I stand open to correction but I can't recall Revenue ever issuing an eBrief warning those availing of the rent a room scheme that they must file a Form 11 return or else lose their rent a room exemption



SarahMc said:


> If you want a  regulated childcare system, someone has to grapple with the fact in  Ireland the vast majority of children are minded in uninspected,  unregulated, uninsured, unvetted environments. We are probably the last  country in the western world that has such loose regulation on family  day care.



The Irish childcare system is in crisis because it is over-regulated, to the point that informal childcare arrangements in the carer's home have been all but outlawed. 

The State presumes parents are incapable of making their own decisions in relation to childcare and insists that they rely solely on an unaffordable regulation model that has also proven spectacularly ineffective in rooting out abusive and neglectful practices in institutional settings that give child "care" a bad name.


----------



## DB74 (10 Mar 2014)

IMO the e-brief is more to do with stopping people who are on the dole/sick from also minding children and availing of the tax-exempt status at the same time as opposed to trying to regulate the childcare sector.

You'll still get people doing both but some may stop and the chargeable person status now means that there is an effective method to punish those who are caught.

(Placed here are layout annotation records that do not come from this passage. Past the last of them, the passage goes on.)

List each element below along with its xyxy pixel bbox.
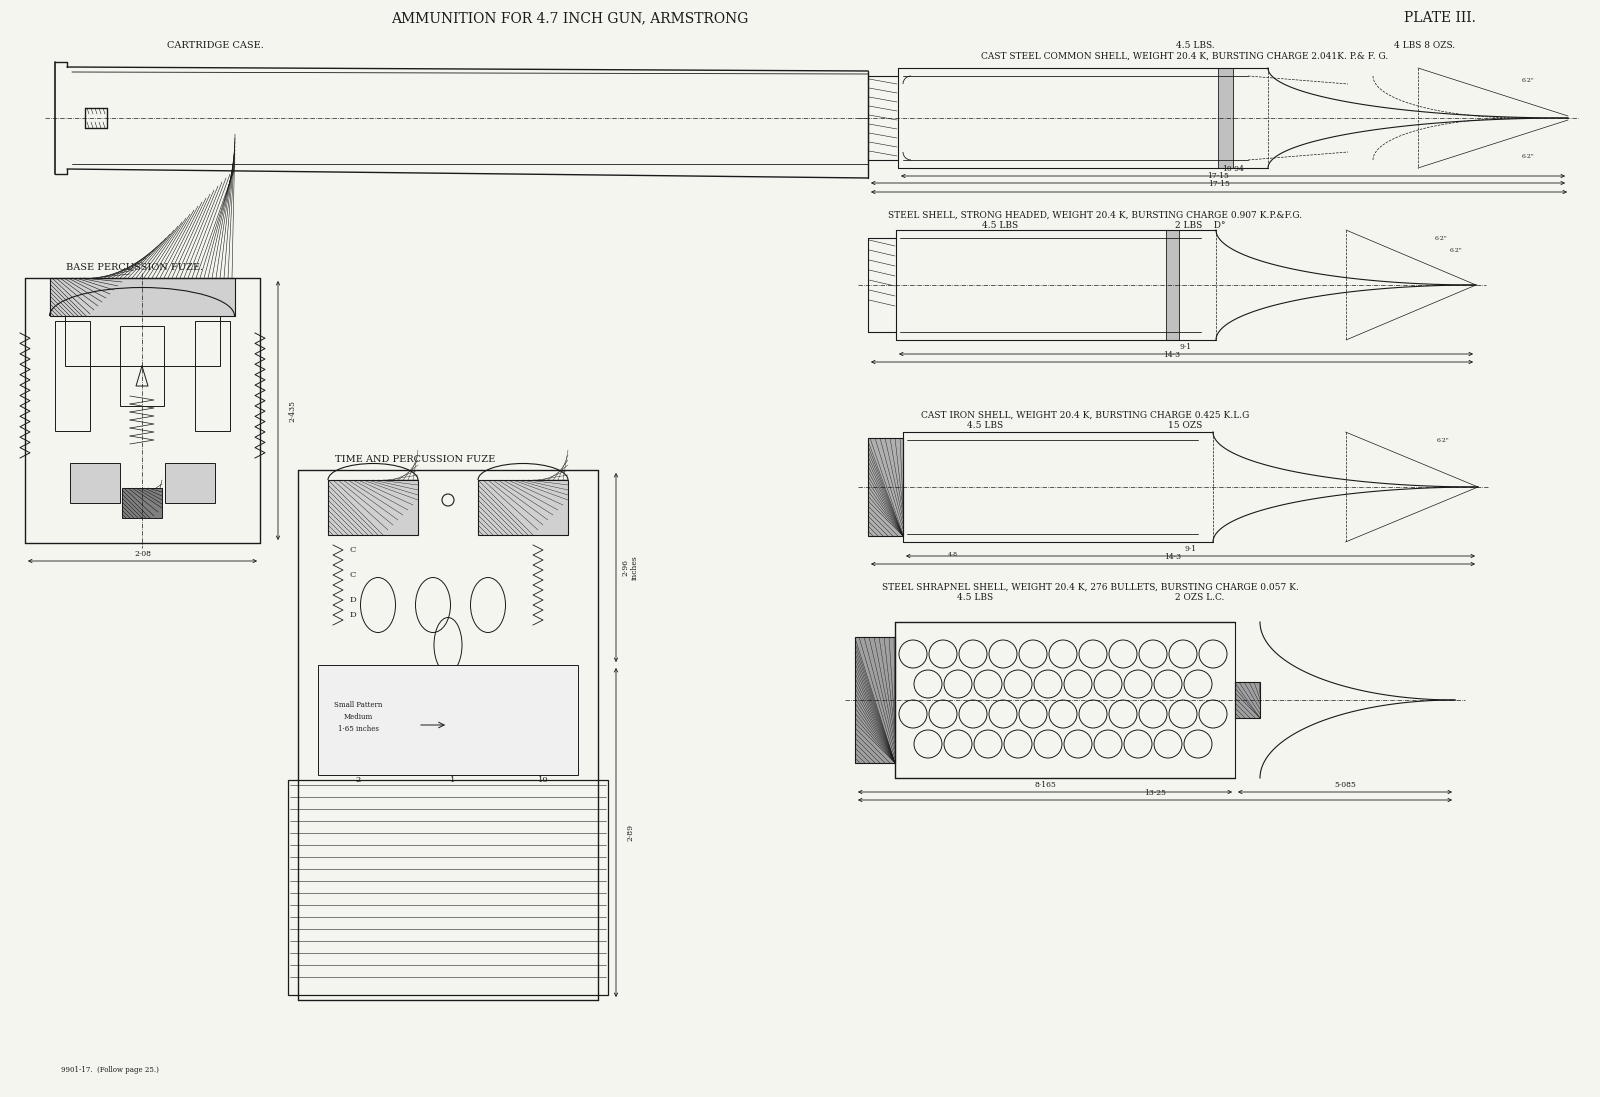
- Text: BASE PERCUSSION FUZE.: BASE PERCUSSION FUZE.: [67, 263, 203, 272]
- Text: D: D: [350, 611, 357, 619]
- Text: 4.5 LBS.: 4.5 LBS.: [1176, 42, 1214, 50]
- Text: 13·25: 13·25: [1144, 789, 1166, 798]
- Text: 10: 10: [538, 776, 549, 784]
- Text: C: C: [350, 572, 357, 579]
- Text: D: D: [350, 596, 357, 604]
- Text: 6·2": 6·2": [1435, 236, 1448, 240]
- Text: STEEL SHELL, STRONG HEADED, WEIGHT 20.4 K, BURSTING CHARGE 0.907 K.P.&F.G.: STEEL SHELL, STRONG HEADED, WEIGHT 20.4 …: [888, 211, 1302, 219]
- Text: 2·08: 2·08: [134, 550, 150, 558]
- Text: 4·8: 4·8: [947, 552, 958, 556]
- Text: STEEL SHRAPNEL SHELL, WEIGHT 20.4 K, 276 BULLETS, BURSTING CHARGE 0.057 K.: STEEL SHRAPNEL SHELL, WEIGHT 20.4 K, 276…: [882, 583, 1299, 591]
- Text: 15 OZS: 15 OZS: [1168, 420, 1202, 430]
- Bar: [288, 780, 608, 995]
- Text: Medium: Medium: [344, 713, 373, 721]
- Bar: [318, 665, 578, 774]
- Text: 2·96
inches: 2·96 inches: [621, 555, 638, 580]
- Bar: [122, 488, 162, 518]
- Text: 17·15: 17·15: [1208, 180, 1230, 188]
- Text: TIME AND PERCUSSION FUZE: TIME AND PERCUSSION FUZE: [334, 455, 494, 464]
- Text: 17·15: 17·15: [1206, 172, 1229, 180]
- Bar: [1235, 682, 1261, 719]
- Text: CAST IRON SHELL, WEIGHT 20.4 K, BURSTING CHARGE 0.425 K.L.G: CAST IRON SHELL, WEIGHT 20.4 K, BURSTING…: [922, 410, 1250, 419]
- Text: 4.5 LBS: 4.5 LBS: [982, 220, 1018, 229]
- Bar: [1166, 230, 1179, 340]
- Text: 8·165: 8·165: [1034, 781, 1056, 789]
- Text: 5·085: 5·085: [1334, 781, 1355, 789]
- Text: C: C: [350, 546, 357, 554]
- Text: 4 LBS 8 OZS.: 4 LBS 8 OZS.: [1395, 42, 1456, 50]
- Text: CARTRIDGE CASE.: CARTRIDGE CASE.: [166, 42, 264, 50]
- Text: 6·2": 6·2": [1437, 438, 1450, 442]
- Text: 4.5 LBS: 4.5 LBS: [966, 420, 1003, 430]
- Text: Small Pattern: Small Pattern: [334, 701, 382, 709]
- Text: 2 LBS    D°: 2 LBS D°: [1174, 220, 1226, 229]
- Bar: [165, 463, 214, 504]
- Bar: [50, 278, 235, 316]
- Bar: [195, 321, 230, 431]
- Text: 1·65 inches: 1·65 inches: [338, 725, 379, 733]
- Text: 2·89: 2·89: [626, 824, 634, 841]
- Bar: [478, 480, 568, 535]
- Text: 6·2": 6·2": [1450, 248, 1462, 252]
- Text: PLATE III.: PLATE III.: [1405, 11, 1475, 25]
- Text: 9·1: 9·1: [1179, 343, 1192, 351]
- Bar: [70, 463, 120, 504]
- Bar: [867, 438, 902, 536]
- Bar: [854, 637, 894, 764]
- Text: 9·1: 9·1: [1184, 545, 1197, 553]
- Text: CAST STEEL COMMON SHELL, WEIGHT 20.4 K, BURSTING CHARGE 2.041K. P.& F. G.: CAST STEEL COMMON SHELL, WEIGHT 20.4 K, …: [981, 52, 1389, 60]
- Text: 10·94: 10·94: [1222, 165, 1243, 173]
- Text: 2: 2: [355, 776, 360, 784]
- Bar: [66, 316, 221, 366]
- Text: 14·3: 14·3: [1163, 351, 1181, 359]
- Text: 4.5 LBS: 4.5 LBS: [957, 592, 994, 601]
- Text: 6·2": 6·2": [1522, 154, 1534, 158]
- Text: 9901-17.  (Follow page 25.): 9901-17. (Follow page 25.): [61, 1066, 158, 1074]
- Bar: [328, 480, 418, 535]
- Text: 1: 1: [450, 776, 456, 784]
- Text: 2·435: 2·435: [288, 399, 296, 421]
- Bar: [1218, 68, 1234, 168]
- Text: 14·3: 14·3: [1165, 553, 1181, 561]
- Text: 6·2": 6·2": [1522, 78, 1534, 82]
- Text: AMMUNITION FOR 4.7 INCH GUN, ARMSTRONG: AMMUNITION FOR 4.7 INCH GUN, ARMSTRONG: [392, 11, 749, 25]
- Bar: [120, 326, 165, 406]
- Bar: [54, 321, 90, 431]
- Text: 2 OZS L.C.: 2 OZS L.C.: [1176, 592, 1224, 601]
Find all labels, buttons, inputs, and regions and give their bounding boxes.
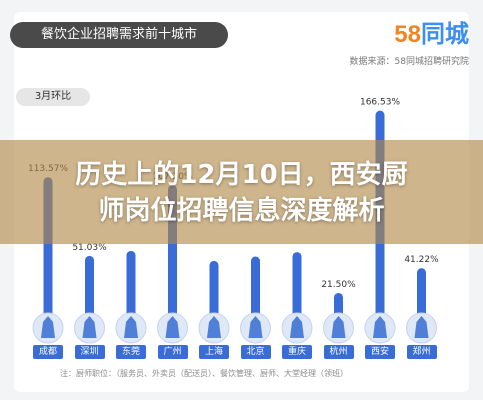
category-label: 东莞 (116, 345, 146, 359)
headline-overlay (0, 140, 483, 244)
landmark-building-icon (207, 316, 221, 338)
brand-logo: 58同城 (394, 14, 469, 49)
landmark-building-icon (248, 316, 263, 338)
category-label: 上海 (199, 345, 229, 359)
value-label: 21.50% (321, 280, 356, 290)
category-label: 深圳 (74, 345, 105, 359)
category-label: 杭州 (323, 345, 354, 359)
value-label: 51.03% (72, 243, 107, 253)
section-label: 3月环比 (16, 88, 90, 106)
value-label: 166.53% (360, 98, 400, 108)
chart-title: 餐饮企业招聘需求前十城市 (10, 22, 228, 48)
footnote: 注：厨师职位：（服务员、外卖员（配送员）、餐饮管理、厨师、大堂经理（领班） (60, 369, 348, 378)
category-label: 重庆 (282, 345, 312, 359)
landmark-building-icon (290, 316, 304, 338)
category-label: 郑州 (406, 345, 437, 359)
bar-重庆 (292, 252, 302, 320)
landmark-building-icon (414, 316, 429, 338)
bar-深圳 (85, 255, 94, 320)
logo-number: 58 (394, 21, 421, 48)
headline-line-1: 历史上的12月10日，西安厨 (75, 160, 408, 190)
category-label: 广州 (157, 345, 188, 359)
landmark-building-icon (82, 316, 97, 338)
bar-东莞 (126, 250, 136, 320)
bar-北京 (251, 256, 260, 320)
category-label: 北京 (240, 345, 271, 359)
value-label: 41.22% (404, 255, 439, 265)
landmark-building-icon (373, 316, 387, 338)
headline-line-2: 师岗位招聘信息深度解析 (98, 196, 385, 226)
landmark-building-icon (331, 316, 346, 338)
category-label: 西安 (365, 345, 395, 359)
landmark-building-icon (165, 316, 180, 338)
bar-郑州 (417, 268, 426, 320)
category-label: 成都 (33, 345, 63, 359)
landmark-building-icon (41, 316, 55, 338)
logo-text: 同城 (421, 21, 469, 48)
bar-上海 (209, 260, 219, 320)
data-source: 数据来源：58同城招聘研究院 (349, 57, 469, 67)
landmark-building-icon (124, 316, 138, 338)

Previously it would have been the acceptance of social welfare while working was the "crime" but now the non-submission of returns etc carries more punitive punishments.


----------



## Time (10 Mar 2014)

So are all 10 year old schoolchildren who do a bit of childminding for pocket money going to have to register?


----------



## DB74 (10 Mar 2014)

Time said:


> So are all 10 year old schoolchildren who do a bit of childminding for pocket money going to have to register?



Well it doesn't say they are exempt so ...


----------



## AlbacoreA (10 Mar 2014)

DB74 said:


> IMO the e-brief is more to do with stopping people who are on the dole/sick from also minding children and availing of the tax-exempt status at the same time as opposed to trying to regulate the childcare sector.
> 
> You'll still get people doing both but some may stop and the chargeable person status now means that there is an effective method to punish those who are caught. Previously it would have been the acceptance of social welfare while working was the "crime" but now the non-submission of returns etc carries more punitive punishments.



I would agree that this is got very little to to do with regulation. Especially considering the abysmal history of the govt (and past govts) with regard to a regulation in a number of area's/industries./ Its simply to widen the tax take. Backdating fines, and perhaps introducing charge for a cert of some sort. I wonder will the cost incurred exceed the take from it.  There should be a warning when starting a family and owning a home. You're a sitting duck for every tax.


----------